The front door opened, and feet shuffled in the hall. “Damn, it’s cold in here. Why didn’t someone get here early to turn on the heat?” Art Graham demanded.

“You could have volunteered,” I shouted back.

“How’d I know someone hadn’t already?” came his prompt reply. I could hear the grin in his voice.

“Well,” put in his wife Ida, “we’re the decorating committee. I suppose heat might come under that category.”

“Nope. Decorating’s a luxury,” Art told her. “Heat’s an essential.”

“Do you know where everything’s stored?” Peggy asked, and any hope I had of getting help vanished as all four of them started opening cupboards and closets and exclaiming for the others to come and see the treasures-none of which pertained to Thanksgiving-they unearthed.
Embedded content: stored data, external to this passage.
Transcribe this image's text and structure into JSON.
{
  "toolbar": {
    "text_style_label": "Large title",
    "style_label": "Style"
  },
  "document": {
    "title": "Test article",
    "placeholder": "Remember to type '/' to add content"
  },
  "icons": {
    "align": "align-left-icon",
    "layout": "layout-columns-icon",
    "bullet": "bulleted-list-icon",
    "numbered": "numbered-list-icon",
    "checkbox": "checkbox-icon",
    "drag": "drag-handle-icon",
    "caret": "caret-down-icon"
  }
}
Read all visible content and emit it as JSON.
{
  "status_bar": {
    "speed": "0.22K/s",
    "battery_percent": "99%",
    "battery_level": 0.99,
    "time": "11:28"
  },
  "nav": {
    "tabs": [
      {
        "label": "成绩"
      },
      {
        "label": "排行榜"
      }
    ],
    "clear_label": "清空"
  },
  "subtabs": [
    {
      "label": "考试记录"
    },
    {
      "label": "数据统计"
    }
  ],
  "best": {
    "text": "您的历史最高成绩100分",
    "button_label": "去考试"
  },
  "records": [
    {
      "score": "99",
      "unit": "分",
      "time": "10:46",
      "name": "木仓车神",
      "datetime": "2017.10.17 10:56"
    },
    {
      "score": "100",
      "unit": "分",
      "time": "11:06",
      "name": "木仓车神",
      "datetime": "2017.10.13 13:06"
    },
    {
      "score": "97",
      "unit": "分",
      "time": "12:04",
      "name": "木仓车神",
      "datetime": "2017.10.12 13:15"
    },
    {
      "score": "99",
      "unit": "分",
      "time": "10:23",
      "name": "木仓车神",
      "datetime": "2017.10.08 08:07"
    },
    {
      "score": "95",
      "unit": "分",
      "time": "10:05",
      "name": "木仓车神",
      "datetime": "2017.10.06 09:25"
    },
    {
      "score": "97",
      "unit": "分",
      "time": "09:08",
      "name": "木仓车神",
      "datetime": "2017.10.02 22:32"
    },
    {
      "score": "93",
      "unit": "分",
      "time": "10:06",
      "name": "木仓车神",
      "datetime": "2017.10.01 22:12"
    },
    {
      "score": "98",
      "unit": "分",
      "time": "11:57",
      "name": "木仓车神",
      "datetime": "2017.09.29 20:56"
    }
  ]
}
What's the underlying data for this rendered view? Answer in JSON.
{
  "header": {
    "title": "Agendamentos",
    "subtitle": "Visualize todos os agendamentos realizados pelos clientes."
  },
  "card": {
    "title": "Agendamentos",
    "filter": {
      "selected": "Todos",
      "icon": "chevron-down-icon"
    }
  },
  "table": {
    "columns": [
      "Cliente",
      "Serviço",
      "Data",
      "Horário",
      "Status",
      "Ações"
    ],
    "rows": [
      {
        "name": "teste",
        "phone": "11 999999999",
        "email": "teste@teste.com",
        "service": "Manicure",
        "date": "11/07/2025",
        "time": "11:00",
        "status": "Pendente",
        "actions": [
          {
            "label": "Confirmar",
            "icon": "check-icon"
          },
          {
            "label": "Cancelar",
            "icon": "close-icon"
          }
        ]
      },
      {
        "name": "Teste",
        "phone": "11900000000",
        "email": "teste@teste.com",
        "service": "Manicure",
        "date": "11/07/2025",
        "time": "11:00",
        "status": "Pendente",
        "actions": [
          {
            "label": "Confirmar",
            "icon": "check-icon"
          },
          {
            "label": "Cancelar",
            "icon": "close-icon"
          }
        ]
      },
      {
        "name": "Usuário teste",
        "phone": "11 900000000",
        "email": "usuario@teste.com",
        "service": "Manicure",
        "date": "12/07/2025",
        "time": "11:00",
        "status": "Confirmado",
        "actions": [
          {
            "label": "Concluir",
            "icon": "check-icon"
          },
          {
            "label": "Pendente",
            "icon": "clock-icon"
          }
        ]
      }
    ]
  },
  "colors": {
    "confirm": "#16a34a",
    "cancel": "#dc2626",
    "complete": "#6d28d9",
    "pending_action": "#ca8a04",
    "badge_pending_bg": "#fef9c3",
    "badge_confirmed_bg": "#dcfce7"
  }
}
I, too, opened cupboards in a search for mixing bowls and utensils. “Batter up,” I muttered, and dumped half a bag of mix into a stainless steel container with a handle.

“Need help?” came a gentle, tired voice from the door.

I looked up to see Nancy Fairfield leaning against the jamb, looking fragile and quite pretty in a corduroy skirt and bulky sweater-apparently her favorite outfit. She had dragged back her fair hair and fastened it behind her neck, and wore only lipstick in a shade of dusty pink that set off the blue of her eyes.

“Up to it?” I asked. I might be desperate for assistance, but I didn’t want to be responsible for her suffering a relapse.

“If I can sit down,” she admitted with a wry face for her enfeebled condition.

I fetched a chair, and with relief saw Sue Hinkel had arrived and commandeered Art, and they now carried the first of the tables-the long, foldable variety that seats at least ten-from their storage place leaning against a wall.

“You don’t know Simon Lowell, do you?” she asked as I set her up at the stove to watch a pan of bacon and another of sausages.

“Met him yesterday.” I flicked a few drops of water onto the skillet, but they sat there instead of dancing away. Not hot enough, yet.

“Isn’t he great? So intense.”

So hairy, I thought, but I managed to keep from saying that aloud.

“I’ve never met anyone like him, before,” she added.

“He’s one of a kind,” I agreed with perfect honesty.

“He makes politics come alive for me. I mean, I never really thought about the government’s role in society until I met him. And I go to Stanford!”

“Should have gone to Berkeley.” I tested the skillet, and this time the drops of water sizzled away in a satisfactory manner. I poured the first batch of pancakes. “Is he coming to help today?” I added, forever hopeful.